When you were a kid, how great was that game “King of the Mountain?” If you missed out (or had parents who cared for your safety), the objective was simple: climb to the top of a large landmass – usually a hill or a pile of dirt – and remain at the peak as its “king,” all while combating shoving usurpers gunning for your title. Unless you wound up as the bruised and battered kid at the foot of the hill, it was a fun game. But standing atop a mound and christening it your kingdom is a childish lark. It’s not like you can claim an entire mountain for yourself nowadays, right? Well, with enough cash, becoming master of your very tall domain is actually a lot easier than you think.
A handful of ski resorts throughout the country are offering Own the Mountain packages – deals that, for a fee, allow you full, private access to the powder. Typically, exclusive mountain access can be acquired on a non-holiday, and can run a price tag of a few thousand dollars. That may seem like a hefty sum, but when divided equally among participants, the cost per skier on some mountains equates to a little more than the price of a daily lift ticket.
Montana’s Turner Mountain, which can be rented once a week, carries a $3,000 price tag, but when split between 75 close friends (perhaps for a family reunion or corporate outing), snow bunnies pay just $3 over the $37 daily lift ticket. Similarly, dividing the cost to rent New York’s Plattekill Mountain among 250 pals – the maximum number of participants the mountain allows – means hitting the trails for $10.

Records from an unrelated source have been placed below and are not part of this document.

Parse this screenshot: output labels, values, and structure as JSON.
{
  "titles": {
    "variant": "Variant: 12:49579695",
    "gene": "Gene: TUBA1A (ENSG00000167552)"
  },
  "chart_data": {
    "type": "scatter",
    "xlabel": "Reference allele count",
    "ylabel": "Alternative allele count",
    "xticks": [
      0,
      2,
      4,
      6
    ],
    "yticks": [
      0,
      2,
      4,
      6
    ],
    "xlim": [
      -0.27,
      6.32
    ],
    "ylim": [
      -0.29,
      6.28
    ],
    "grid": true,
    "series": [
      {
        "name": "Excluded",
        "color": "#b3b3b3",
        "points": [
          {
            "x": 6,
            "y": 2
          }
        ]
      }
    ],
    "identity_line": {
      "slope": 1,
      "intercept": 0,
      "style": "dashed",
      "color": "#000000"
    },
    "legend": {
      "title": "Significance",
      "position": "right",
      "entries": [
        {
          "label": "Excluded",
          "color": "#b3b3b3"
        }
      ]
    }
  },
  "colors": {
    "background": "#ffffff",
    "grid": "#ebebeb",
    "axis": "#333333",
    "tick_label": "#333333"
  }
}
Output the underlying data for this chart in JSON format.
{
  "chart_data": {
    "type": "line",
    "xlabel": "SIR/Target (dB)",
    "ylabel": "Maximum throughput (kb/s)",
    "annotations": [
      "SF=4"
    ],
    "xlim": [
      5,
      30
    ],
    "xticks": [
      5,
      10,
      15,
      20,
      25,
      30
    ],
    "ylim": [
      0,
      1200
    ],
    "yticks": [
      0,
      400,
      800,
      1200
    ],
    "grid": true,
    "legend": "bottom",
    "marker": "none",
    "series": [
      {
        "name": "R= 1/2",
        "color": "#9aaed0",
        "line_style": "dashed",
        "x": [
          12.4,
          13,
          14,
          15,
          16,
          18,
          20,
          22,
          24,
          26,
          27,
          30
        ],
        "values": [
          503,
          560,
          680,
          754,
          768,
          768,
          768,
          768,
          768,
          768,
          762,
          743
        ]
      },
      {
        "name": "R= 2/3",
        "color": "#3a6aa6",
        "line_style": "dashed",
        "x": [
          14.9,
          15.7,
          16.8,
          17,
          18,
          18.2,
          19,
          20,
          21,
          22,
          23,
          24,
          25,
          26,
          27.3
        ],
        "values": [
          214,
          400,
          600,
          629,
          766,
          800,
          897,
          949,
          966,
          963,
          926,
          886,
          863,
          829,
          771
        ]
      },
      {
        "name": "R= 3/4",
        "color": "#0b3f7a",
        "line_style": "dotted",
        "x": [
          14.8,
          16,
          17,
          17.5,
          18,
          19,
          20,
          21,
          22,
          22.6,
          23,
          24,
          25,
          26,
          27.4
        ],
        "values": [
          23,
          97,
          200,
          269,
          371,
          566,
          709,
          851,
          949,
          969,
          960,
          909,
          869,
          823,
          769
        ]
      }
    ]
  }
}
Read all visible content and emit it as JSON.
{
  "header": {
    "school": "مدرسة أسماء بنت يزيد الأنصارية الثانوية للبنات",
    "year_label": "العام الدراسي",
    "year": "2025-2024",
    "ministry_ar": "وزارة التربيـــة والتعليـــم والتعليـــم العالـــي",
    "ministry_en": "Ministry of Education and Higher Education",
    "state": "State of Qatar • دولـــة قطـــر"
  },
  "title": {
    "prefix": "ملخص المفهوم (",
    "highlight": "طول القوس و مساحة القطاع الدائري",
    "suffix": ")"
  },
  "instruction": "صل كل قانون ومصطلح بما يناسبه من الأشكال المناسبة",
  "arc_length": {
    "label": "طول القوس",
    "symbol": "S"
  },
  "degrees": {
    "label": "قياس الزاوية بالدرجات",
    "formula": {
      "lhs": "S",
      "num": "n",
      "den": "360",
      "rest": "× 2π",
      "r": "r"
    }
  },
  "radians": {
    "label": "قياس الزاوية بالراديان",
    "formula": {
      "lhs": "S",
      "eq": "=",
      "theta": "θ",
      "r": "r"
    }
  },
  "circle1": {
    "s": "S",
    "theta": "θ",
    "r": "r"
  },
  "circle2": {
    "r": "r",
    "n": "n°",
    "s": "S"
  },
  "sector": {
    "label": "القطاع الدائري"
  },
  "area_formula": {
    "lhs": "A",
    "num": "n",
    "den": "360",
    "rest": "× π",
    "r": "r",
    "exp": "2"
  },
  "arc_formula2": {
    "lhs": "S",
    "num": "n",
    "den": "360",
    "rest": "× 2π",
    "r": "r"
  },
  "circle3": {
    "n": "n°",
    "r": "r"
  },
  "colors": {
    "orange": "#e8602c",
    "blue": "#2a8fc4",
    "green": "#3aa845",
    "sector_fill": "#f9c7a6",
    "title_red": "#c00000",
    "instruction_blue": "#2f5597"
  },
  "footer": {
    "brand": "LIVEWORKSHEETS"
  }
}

Some facilities, such as Sugarbush Resort in Vermont, offer additional perks beyond the solitude on the slopes. In Sugarbush’s case, a day of private snowcat skiing – off-trail, downhill skiing accessed by a snowcat instead of a ski lift – on Mount Ellen is coupled with a barbeque lunch. At Anthony Lakes in northern Oregon, up to 50 skiers can rent the 1,100-acre mountain in its entirety on any non-holiday Monday through March. The cost includes five hours of lift service and lunch at the lodge.
Of course, for those wishing to recapture the wistful violence of their childhood, space is the only amenity necessary to be King of the Mountain. Just don’t push anyone down the hill this time – that might not end well.